【ERS特別版】COPD患者の死亡リスク増加と、有意に関連する6分間歩行のMCIDを検討
公開日時 2012/09/07 06:01
慢性閉塞性肺疾患(COPD)において、6分間歩行(6MW)の距離が30メートル以上短縮すると、死亡リスクが有意に増加することがわかった。COPDの進行指標を3年間の追跡で検討した、ECLIPSE試験の解析結果から明らかになったもので、死亡に対する6MWテストの臨床的意義ある最小変化量(MCID)は、30mということになる。一方で、6MW距離の短縮と1秒量(FEV1)の変化、もしくはSt. George呼吸器質問票(SGRQ-C)の変化との関連性は僅かであった。9月1から5日までオーストリア・ウィーンで開催されている欧州呼吸器学会(ERS)のポスターセッションで、レイト・ブレイキング・アブストラクトとして取り上げられたもので、イギリス、Royal Brompton Hospital and Imperial CollegeのMI Polkey氏らの研究グループが2日報告した。
6MWはCOPD患者の運動能力を評価するために利用される。現在のMCIDの推定値は、限られたコホートを対象とした研究から得られたものであり、再検証が必要となっている
そこで研究グループは、多施設のコホートを対象としたECLIPSE試験のデータをもとに、6MWのMCIDを導き出すことにした。同試験ではCOPD患者2112例が対象で、各地域で可能な最善の医療ケアを受けていたが、試験的治療介入は行われなかった。
指標となるイベントを、急性増悪による死亡、または最初の入院と定義し、これらのイベントが発生する前の12カ月間で、どの程度6MWが変化していたかを測定した。また一般的な転機の基準であるFEV1とSGRQ-Cと、6MWの変化との関連性も調べた。

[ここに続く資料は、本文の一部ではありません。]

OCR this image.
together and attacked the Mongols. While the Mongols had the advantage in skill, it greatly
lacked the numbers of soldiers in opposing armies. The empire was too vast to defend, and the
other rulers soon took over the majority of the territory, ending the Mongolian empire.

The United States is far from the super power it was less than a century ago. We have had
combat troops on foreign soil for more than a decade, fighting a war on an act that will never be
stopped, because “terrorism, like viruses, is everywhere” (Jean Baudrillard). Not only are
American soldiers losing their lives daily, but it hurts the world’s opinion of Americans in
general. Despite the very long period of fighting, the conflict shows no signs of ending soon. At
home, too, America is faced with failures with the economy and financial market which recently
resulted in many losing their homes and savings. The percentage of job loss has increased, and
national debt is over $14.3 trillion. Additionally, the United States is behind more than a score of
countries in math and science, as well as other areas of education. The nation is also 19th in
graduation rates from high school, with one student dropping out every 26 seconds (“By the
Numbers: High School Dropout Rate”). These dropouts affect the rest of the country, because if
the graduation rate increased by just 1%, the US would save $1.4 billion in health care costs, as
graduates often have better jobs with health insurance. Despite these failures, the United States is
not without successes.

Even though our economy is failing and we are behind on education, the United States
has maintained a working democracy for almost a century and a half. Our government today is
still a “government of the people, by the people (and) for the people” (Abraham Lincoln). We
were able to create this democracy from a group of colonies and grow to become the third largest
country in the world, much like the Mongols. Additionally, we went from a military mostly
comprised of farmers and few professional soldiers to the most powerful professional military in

ベースラインと1年後の両時点で6MWが測定できた1847例のうち、2~3年目で死亡した被験者は94例、増悪関連で入院した症例は323例(最初の入院のみカウント)であった。ベースラインの患者特性を、死亡例と非死亡例、または入院例と非入院例とで比較すると、死亡例や入院例では年齢が有意に高く、気管拡張後%1秒量(%FEV1)が低く、6MW距離が短いなどの特徴があり、有意差が認められた。
分析の結果、6MWの距離は非死亡例で平均9.9メートル短くなっていたのに対し、死亡例で平均39.6メートル短縮しており、死亡例が非死亡例と比較して、有意に平均29.7メートル短縮していた(p<0.001)。Cox比例ハザードモデルによる解析の結果、6MWが30メートル以上短縮した場合、死亡のハザード比は1.93(95% CI: 1.29 – 2.90、p=0.001)となった。入院例と非入院例とでは、6MWの短縮において有意差はなく、また6MWの短縮とFEV1の変化、またはSGRQ-Cの変化との間の相関関係は弱かった。
これらの結果から研究グループは、COPD患者において6MWの30メート以上の短縮が、死亡リスクの上昇と有意に関連していたとし、すなわち6MW検査の臨床的意義あるMCIDは30メートルであると結論した。